Grief

12/21/22

It’s a balancing act. If I avoid my feelings, they build up like a kind of poison, invading my chest until everything hurts. Until even speaking feels impossible, the timer officially out on holding back sobs. But if I live in the pain, if I fully acknowledge it, if I allow it to take over, how can I possibly stay alive?

Since you died, I haven’t given into my vices. I cut myself only once, have managed to not restrict my food, haven’t touched alcohol, drugs, or engaged in reckless sex. I’ve been good. There were the midnight runs, 6 miles worth of fate tempting footprints, but they stopped in October, living dangerously no longer as seductive as before.

If there’s one thing I won’t do in these letters, it’s lie. Half a year later, I still want to die. How could I not? I relied on you for everything. 29 years of being tied at the hip. In some ways, I’m a toddler again, learning how to walk.

Writing is cathartic, but it’s also not. How could simply articulating my feelings make me feel better?

I try not to wallow. I enjoy my life, am aware of how valuable it is. Life. The very thing that was stripped from you.

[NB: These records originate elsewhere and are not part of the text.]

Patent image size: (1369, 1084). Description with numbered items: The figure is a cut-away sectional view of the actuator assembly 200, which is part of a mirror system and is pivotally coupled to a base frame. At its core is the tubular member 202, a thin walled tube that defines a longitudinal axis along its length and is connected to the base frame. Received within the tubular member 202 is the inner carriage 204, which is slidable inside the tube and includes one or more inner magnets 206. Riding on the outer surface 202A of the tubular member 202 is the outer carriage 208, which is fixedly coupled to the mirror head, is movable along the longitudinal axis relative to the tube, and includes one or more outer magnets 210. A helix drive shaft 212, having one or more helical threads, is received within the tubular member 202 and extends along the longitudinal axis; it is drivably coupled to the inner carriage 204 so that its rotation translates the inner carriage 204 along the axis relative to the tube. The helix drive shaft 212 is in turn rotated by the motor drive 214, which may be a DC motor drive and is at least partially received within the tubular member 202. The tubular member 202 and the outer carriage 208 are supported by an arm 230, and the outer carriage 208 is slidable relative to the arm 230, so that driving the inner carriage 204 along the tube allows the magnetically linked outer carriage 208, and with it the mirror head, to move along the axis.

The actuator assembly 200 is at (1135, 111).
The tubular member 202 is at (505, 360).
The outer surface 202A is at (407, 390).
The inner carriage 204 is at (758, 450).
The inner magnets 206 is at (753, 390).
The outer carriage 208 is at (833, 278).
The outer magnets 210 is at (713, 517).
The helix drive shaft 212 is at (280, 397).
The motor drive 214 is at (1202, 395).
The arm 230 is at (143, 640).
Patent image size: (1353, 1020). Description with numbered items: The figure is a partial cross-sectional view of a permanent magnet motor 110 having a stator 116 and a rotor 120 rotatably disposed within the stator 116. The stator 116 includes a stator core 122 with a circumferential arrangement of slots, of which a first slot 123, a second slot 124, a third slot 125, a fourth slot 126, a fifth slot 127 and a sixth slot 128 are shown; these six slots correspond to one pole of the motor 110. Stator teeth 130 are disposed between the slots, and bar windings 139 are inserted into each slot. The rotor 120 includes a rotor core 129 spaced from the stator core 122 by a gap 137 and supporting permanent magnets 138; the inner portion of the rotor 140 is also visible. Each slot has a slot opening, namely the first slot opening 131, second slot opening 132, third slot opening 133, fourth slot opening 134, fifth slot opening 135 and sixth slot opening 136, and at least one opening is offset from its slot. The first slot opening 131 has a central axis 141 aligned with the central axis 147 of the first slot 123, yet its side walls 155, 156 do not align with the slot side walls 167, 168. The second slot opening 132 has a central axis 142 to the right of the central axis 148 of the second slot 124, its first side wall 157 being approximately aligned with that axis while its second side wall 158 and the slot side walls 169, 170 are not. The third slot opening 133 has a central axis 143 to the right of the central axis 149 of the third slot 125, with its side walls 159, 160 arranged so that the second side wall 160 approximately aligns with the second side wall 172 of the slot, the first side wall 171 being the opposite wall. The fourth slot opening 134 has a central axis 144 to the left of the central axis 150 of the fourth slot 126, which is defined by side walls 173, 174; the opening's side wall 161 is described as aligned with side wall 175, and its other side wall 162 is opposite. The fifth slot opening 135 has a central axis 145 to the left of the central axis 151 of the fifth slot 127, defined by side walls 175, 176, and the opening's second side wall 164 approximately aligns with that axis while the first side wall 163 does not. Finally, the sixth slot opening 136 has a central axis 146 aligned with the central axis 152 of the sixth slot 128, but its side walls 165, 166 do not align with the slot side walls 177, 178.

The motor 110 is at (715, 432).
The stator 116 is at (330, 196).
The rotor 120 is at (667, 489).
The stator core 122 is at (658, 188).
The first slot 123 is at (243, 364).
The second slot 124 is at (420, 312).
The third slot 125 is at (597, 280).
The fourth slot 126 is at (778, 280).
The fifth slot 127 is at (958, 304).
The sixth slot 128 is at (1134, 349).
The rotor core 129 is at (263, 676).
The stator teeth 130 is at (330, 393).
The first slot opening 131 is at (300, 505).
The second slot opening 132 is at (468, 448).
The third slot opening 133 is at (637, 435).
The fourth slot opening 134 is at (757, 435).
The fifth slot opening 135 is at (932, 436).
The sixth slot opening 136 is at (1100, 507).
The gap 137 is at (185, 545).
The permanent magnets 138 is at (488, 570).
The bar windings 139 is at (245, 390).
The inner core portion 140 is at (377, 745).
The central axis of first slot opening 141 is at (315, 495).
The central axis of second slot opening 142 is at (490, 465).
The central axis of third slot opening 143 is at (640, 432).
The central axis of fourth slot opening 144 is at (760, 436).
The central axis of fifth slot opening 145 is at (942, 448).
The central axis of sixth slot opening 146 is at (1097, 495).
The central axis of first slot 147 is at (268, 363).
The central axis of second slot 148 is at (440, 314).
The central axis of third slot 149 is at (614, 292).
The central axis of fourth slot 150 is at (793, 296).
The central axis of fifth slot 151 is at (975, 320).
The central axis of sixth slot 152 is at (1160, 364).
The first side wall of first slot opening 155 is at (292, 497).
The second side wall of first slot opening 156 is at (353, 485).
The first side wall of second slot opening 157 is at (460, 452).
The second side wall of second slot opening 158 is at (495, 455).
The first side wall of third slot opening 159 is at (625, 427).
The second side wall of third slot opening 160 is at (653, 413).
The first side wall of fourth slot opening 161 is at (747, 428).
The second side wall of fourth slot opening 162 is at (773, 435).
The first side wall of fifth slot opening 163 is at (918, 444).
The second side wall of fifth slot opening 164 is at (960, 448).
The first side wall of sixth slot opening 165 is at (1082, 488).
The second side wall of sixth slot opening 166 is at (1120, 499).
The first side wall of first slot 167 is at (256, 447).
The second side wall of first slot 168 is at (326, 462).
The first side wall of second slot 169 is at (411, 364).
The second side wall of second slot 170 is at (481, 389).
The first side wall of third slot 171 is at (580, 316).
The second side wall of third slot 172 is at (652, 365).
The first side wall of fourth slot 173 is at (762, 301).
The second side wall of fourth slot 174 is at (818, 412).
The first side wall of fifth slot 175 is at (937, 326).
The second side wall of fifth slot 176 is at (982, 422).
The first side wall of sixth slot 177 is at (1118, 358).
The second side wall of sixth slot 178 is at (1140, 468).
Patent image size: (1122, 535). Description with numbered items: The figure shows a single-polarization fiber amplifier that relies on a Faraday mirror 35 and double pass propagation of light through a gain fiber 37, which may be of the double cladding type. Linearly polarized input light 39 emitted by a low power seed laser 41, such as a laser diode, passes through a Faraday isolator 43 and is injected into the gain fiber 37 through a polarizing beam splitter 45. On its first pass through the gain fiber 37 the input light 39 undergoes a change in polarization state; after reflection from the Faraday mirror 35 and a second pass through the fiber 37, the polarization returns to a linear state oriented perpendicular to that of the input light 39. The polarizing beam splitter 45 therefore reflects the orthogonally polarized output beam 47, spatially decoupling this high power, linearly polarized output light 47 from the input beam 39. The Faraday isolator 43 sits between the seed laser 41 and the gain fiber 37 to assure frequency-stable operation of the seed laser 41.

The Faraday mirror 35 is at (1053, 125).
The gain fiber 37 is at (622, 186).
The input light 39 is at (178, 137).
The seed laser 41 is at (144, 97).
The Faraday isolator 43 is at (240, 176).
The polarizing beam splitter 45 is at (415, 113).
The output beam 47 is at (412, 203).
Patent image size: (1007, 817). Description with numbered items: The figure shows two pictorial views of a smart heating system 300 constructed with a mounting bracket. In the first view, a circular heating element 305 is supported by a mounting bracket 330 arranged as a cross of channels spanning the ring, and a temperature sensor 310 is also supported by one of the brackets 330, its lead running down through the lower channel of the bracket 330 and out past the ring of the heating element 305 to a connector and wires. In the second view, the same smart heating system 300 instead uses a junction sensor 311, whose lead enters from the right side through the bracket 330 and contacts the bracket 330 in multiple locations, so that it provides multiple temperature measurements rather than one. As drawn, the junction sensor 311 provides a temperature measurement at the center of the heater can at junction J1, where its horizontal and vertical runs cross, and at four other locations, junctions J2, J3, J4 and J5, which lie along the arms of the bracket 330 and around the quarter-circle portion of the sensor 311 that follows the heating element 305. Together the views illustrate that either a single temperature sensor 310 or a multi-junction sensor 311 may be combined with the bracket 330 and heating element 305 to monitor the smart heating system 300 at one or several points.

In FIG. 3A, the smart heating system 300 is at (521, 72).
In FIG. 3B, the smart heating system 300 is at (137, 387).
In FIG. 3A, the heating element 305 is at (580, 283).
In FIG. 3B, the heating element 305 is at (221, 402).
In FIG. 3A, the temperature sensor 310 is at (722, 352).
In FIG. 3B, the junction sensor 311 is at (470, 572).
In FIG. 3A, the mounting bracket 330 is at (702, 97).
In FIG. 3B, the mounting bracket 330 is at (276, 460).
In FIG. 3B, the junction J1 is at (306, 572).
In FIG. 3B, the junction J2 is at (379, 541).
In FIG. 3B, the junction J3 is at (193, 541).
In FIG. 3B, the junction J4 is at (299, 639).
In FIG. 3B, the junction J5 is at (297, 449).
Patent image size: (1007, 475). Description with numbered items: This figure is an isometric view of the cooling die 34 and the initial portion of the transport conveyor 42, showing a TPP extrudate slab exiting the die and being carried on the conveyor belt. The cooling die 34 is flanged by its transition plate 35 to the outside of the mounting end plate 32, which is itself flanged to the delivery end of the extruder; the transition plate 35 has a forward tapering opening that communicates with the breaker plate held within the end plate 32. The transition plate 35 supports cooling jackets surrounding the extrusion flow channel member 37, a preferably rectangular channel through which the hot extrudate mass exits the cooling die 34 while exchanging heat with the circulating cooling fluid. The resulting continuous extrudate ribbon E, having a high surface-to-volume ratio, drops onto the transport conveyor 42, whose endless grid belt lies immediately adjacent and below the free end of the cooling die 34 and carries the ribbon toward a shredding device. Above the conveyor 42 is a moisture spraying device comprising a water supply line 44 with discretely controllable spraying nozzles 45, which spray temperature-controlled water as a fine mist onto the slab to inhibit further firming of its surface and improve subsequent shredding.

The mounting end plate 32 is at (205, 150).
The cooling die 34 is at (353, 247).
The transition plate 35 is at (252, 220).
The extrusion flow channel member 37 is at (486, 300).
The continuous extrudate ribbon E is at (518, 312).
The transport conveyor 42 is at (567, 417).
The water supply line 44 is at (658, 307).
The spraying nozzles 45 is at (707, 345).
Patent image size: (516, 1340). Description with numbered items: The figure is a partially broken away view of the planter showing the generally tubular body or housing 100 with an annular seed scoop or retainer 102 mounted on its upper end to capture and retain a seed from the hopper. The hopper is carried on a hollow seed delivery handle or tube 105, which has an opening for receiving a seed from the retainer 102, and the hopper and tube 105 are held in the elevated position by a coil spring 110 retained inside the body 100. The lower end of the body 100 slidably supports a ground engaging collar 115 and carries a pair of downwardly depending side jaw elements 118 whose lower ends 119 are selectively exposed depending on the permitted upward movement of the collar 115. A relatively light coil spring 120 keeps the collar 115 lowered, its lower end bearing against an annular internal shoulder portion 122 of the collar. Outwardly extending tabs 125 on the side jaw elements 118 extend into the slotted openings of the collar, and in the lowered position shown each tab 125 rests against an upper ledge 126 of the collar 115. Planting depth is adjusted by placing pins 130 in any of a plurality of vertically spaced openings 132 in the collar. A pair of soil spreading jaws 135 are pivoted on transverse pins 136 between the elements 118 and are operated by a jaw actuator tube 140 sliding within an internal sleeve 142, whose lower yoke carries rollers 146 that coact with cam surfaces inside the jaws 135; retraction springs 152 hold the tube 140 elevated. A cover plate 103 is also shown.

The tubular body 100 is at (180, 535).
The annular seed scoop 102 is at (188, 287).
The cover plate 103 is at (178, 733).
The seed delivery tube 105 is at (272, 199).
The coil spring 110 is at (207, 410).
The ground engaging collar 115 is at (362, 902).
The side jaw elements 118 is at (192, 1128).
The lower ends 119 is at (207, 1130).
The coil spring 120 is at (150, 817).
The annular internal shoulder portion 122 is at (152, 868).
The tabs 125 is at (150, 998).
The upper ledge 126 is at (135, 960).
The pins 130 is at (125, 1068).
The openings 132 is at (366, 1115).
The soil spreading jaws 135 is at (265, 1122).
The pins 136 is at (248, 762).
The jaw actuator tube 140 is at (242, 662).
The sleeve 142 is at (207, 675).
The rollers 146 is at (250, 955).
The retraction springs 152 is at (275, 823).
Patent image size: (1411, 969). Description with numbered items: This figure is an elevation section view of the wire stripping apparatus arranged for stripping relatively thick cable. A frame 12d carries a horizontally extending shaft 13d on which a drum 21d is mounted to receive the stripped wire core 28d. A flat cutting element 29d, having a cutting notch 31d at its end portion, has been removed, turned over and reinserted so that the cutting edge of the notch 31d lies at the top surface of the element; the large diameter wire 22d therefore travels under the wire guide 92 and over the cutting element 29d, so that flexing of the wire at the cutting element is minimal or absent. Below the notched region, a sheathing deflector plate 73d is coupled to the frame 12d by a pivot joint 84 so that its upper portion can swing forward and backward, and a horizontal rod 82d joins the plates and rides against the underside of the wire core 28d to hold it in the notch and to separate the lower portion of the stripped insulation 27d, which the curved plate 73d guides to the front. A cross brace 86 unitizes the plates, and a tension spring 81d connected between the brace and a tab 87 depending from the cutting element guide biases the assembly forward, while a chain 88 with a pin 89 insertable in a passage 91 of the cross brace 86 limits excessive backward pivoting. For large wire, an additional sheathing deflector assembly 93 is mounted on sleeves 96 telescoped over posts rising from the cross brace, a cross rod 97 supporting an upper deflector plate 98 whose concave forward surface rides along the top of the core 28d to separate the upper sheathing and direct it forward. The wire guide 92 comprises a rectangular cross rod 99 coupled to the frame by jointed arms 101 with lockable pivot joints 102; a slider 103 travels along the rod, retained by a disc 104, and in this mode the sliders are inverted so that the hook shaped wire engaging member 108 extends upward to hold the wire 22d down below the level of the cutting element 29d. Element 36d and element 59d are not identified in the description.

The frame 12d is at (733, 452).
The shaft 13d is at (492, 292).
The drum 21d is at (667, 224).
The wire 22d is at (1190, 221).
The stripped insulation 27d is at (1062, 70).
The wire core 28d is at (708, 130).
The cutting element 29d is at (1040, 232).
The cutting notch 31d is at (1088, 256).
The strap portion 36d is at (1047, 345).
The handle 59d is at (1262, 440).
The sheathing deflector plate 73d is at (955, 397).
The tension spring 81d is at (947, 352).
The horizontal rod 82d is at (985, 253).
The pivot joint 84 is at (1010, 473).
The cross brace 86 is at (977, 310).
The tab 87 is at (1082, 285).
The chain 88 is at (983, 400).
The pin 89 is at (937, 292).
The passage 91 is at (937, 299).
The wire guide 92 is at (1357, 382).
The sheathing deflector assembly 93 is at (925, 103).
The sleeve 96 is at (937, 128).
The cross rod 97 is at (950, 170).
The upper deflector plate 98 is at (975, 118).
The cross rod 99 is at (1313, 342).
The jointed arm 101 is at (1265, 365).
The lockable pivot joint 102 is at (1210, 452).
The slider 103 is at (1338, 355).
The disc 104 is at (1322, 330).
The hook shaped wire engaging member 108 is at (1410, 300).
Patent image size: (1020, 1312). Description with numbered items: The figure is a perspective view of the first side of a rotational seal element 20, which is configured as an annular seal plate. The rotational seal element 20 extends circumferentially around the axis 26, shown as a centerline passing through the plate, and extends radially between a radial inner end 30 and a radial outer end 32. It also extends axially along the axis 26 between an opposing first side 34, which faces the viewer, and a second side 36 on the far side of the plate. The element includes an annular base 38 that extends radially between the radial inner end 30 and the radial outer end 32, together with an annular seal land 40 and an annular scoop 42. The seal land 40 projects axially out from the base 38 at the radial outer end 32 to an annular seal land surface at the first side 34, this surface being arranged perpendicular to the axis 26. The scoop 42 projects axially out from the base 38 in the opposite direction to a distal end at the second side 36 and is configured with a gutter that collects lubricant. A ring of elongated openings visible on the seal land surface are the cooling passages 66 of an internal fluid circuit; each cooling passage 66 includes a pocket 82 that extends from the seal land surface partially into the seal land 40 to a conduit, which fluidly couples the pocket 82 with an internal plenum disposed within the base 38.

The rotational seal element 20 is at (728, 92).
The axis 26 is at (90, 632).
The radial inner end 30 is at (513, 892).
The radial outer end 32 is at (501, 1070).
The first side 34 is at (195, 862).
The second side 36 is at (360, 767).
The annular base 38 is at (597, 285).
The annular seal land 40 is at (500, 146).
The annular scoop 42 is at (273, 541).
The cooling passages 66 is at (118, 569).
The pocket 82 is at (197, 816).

There’s Christmas music playing. Do I let myself enjoy it, or do I make space for the sadness that permeates, Christmas a holiday that was synonymous with your generosity, a holiday you will forever be absent from.

Last Christmas you got Dad shoes that were essentially stuffed pandas, and we laughed as he walked around the house, taking pictures of your serious, brilliant Beary wearing what were basically teddy bears. I’d developed an enormous crush on Julianna Margulies after watching Season 2 of The Morning Show, and you hunted far and wide to find an exact replica of the cartilage hoop she wore all season, leaving it on the sofa for me to discover come Christmas morning. I was 28, Lucas 23, but you still went through the trouble of playing Santa, picking presents that were perfect for whoever we decided to be that year. You got gifts for everyone who came into our orbit, packing them so thoughtfully, everything you did a work of art.

How could anyone ever fill your shoes? How could life steal the most crucial piece of our puzzle? Your beauty is unparalleled, your heart like no other, your emotional intelligence something I both relied on and took for granted.

It’s unbearably lonely here without you. I still can’t respond when people ask “How are you?”, perpetually resentful of the question.

How can I be anything when you stopped breathing long ago?